Payne prefers to keep his movies to under two hours. “I tend to think that a writer really knows his or her stuff when I open a screenplay and see that it’s around 98 pages,” he says, only half-joking. “This is because, I think, making movies is a constant search for economy. Even if a movie is nine hours long, it must still be as economical as possible within those nine hours.”
How do today’s big-screen movies stack up to Payne’s standards of filmmaking? “Too many movies today are just too darn long,” he says. “And I’m not the only one who thinks so.” That said, when asked to share his favorite movies, it’s not surprising that some of Payne’s picks are from the 20th century: Modern Times (1936), Seven Samurai (1954), The Wild Bunch (1969), To Be or Not to Be (1942), and The Last Detail (1973).
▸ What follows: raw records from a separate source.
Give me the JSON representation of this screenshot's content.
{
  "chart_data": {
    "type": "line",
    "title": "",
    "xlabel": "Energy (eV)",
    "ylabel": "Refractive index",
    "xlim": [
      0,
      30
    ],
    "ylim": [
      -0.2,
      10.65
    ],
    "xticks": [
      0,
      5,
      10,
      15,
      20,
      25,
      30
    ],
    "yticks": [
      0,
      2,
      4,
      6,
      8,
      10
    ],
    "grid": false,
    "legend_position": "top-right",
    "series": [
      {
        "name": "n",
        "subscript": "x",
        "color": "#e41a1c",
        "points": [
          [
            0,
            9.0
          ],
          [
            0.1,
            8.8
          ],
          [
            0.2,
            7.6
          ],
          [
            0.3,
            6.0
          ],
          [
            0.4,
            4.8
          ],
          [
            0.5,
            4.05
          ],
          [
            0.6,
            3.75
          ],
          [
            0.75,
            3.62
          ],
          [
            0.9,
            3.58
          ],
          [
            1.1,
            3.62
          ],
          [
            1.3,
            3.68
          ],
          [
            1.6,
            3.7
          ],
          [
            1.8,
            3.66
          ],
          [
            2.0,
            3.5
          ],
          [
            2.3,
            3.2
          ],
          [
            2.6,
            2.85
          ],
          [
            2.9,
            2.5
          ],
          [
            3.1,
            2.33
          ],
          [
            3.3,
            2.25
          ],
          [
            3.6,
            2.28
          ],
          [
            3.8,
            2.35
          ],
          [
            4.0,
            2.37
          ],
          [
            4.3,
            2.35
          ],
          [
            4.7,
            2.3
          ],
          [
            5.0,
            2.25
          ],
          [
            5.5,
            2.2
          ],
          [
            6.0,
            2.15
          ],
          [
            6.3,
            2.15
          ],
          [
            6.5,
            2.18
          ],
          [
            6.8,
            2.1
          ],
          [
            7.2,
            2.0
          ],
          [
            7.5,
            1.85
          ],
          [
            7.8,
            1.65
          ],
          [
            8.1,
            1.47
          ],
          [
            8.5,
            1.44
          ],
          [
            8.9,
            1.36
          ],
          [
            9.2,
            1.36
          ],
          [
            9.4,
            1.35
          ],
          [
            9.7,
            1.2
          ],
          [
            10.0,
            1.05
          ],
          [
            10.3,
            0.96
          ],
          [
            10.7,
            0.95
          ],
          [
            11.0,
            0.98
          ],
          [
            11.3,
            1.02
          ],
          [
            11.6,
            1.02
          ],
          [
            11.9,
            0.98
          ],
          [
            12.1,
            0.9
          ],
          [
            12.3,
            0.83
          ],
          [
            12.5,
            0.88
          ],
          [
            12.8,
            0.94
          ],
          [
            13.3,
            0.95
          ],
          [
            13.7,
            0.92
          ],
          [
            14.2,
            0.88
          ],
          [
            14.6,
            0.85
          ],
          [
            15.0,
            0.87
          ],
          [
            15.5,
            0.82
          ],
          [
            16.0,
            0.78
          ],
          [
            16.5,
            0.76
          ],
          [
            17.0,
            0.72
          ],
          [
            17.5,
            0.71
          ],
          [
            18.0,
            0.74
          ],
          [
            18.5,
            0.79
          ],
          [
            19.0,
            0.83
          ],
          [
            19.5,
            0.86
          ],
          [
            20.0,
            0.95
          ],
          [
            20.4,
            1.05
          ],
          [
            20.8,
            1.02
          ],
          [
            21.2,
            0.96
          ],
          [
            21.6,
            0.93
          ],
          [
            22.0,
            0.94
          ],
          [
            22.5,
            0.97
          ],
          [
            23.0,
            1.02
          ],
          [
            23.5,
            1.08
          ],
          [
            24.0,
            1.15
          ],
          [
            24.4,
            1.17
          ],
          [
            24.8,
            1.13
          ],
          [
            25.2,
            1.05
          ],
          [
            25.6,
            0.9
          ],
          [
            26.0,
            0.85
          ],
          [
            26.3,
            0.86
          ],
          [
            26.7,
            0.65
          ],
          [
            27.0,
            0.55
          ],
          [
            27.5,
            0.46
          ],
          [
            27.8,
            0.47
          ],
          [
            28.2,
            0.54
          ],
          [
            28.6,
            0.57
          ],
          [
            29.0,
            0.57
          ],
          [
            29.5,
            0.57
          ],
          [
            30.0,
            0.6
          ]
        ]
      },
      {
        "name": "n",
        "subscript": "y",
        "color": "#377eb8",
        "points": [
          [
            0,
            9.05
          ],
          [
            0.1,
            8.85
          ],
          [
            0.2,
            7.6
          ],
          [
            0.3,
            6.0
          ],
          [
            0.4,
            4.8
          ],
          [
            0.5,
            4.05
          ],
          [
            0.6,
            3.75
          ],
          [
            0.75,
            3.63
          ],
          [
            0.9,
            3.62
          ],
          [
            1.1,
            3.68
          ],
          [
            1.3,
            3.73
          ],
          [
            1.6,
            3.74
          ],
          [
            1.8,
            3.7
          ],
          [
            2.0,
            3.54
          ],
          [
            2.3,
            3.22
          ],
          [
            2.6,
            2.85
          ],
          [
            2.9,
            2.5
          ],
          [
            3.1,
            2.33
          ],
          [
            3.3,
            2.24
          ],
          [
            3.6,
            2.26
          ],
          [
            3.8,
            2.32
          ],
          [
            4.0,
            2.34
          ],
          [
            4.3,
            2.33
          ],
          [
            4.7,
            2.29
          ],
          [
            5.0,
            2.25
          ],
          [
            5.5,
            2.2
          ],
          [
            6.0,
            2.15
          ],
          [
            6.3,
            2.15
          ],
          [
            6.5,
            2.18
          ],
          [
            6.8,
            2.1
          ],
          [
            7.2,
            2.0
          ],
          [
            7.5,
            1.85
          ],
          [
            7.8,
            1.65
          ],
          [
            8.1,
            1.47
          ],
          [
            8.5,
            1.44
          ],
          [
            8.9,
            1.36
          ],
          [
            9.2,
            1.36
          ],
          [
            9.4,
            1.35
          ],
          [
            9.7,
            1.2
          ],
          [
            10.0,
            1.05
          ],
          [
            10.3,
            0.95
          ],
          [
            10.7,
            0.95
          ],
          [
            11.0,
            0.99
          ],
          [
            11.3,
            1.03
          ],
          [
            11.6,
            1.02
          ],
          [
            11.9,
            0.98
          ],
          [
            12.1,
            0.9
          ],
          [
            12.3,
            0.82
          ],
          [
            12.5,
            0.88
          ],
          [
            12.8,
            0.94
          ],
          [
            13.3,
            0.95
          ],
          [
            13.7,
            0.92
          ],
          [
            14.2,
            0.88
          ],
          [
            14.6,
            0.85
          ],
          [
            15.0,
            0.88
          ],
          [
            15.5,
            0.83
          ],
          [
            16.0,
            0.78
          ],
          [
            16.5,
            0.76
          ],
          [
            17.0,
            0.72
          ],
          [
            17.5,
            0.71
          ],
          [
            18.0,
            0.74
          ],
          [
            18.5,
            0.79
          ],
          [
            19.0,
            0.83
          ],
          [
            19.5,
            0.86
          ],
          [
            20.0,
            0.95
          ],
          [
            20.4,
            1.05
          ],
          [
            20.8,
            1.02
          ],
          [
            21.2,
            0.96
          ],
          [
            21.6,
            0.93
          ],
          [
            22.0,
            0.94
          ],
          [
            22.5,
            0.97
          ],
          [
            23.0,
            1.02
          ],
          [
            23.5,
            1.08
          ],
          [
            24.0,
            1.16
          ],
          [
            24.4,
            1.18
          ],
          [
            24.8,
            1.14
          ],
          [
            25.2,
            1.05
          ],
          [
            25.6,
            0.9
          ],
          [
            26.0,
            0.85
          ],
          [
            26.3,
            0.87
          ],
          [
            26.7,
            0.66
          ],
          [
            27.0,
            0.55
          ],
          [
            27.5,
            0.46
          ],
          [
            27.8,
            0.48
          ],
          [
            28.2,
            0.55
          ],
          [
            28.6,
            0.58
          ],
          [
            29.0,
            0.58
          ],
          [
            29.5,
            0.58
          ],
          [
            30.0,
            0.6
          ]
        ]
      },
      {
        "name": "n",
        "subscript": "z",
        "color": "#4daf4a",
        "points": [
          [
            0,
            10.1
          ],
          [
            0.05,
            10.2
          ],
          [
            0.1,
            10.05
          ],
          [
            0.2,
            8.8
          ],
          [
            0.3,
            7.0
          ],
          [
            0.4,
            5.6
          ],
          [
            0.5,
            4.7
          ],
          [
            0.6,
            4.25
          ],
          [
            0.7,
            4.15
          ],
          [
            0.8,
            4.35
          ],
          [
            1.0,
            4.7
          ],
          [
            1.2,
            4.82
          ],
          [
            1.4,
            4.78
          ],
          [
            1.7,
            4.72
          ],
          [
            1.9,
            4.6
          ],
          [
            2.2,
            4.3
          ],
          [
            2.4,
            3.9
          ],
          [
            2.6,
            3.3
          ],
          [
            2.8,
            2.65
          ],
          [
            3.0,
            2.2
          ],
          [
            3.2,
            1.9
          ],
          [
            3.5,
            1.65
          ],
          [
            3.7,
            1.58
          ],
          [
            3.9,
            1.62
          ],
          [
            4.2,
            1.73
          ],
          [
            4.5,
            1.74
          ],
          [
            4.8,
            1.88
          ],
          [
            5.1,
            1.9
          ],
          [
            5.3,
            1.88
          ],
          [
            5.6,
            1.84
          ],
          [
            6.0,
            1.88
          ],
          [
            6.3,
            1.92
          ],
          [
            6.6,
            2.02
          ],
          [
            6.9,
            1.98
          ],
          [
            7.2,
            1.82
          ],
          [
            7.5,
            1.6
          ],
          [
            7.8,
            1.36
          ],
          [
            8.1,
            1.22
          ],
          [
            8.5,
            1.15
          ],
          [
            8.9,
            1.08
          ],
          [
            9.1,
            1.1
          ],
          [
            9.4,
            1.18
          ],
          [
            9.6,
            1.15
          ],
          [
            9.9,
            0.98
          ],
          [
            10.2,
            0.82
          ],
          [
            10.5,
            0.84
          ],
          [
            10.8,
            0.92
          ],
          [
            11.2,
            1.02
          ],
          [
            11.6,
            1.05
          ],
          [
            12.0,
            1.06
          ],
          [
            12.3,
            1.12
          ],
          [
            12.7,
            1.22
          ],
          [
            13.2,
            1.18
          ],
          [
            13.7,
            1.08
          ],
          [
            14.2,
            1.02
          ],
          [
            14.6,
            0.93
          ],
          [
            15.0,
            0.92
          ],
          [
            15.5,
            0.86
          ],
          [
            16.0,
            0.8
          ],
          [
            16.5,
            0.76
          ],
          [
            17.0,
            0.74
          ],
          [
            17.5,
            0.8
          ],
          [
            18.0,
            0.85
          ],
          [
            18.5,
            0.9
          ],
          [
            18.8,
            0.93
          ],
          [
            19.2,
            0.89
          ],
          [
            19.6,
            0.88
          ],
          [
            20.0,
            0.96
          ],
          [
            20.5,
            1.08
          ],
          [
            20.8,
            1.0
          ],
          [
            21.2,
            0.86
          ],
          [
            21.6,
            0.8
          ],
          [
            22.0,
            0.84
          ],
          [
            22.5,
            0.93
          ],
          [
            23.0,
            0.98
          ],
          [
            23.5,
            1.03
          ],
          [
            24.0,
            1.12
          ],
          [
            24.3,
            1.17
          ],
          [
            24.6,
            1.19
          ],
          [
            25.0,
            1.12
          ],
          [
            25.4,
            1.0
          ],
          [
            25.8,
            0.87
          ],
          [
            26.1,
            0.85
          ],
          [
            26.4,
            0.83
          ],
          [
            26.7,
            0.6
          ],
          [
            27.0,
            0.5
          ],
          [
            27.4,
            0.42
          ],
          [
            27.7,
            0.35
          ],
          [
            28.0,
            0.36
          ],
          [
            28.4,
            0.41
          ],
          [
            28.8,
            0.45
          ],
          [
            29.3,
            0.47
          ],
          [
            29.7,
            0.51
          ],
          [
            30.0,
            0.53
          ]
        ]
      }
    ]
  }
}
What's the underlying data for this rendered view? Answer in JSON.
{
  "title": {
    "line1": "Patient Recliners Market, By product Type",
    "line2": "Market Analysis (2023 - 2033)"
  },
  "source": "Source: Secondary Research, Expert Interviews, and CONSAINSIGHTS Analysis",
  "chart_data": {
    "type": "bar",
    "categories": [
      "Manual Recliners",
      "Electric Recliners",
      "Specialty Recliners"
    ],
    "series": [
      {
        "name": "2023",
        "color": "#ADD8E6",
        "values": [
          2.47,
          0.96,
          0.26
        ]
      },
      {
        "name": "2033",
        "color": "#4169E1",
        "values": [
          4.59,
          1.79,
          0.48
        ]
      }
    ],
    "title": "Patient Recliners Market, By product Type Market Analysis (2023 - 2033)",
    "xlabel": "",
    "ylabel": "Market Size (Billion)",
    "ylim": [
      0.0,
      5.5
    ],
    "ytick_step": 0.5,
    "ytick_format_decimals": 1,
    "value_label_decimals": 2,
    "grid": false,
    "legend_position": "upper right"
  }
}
From Film School to the Academy Awards
Payne graduated from UCLA’s film school with a master’s degree in 1990. His student film, the dark comedy The Passion of Martin, earned him instant attention when it debuted at an end-of-the-year screening. He won the Best Adapted Screenplay Academy Award for Sideways in 2005 and again for The Descendants (2011). In addition to Citizen Ruth (1996) and Sideways (2004), he has co-written Election (1999), Jurassic Park III (2001), About Schmidt (2002), I Now Pronounce You Chuck and Larry (2007), and Downsizing (2017) with writing partner Jim Taylor.
Payne’s panache for writing about an everyman facing extraordinary situations resonates with moviegoers. “A very human story is what I like,” he says. “Especially when it is about something that conceivably could happen in real life.” For that reason, Payne has little patience for movie gimmicks. “Unwarranted violence, when it’s there for effect, really disappoints me,” he shares. “Sometimes violence feels like it’s only been added to a movie to adhere to some expectation of the American narrative of violence. I don’t like that. I much prefer a good human movie, ideally a comedy. I want to watch and make movies about people and the mysteries of the human heart.”
He draws a lot of inspiration from his life growing up in Nebraska. “Coming from Omaha as the grandson of Greek immigrants, becoming a film director was a distant dream. Now I like filming there,” says Payne. “Others know Nebraska as a place they fly over or drive through and say, ‘Wow, that state is flat.’ But I still live there and enjoy shooting my films there.”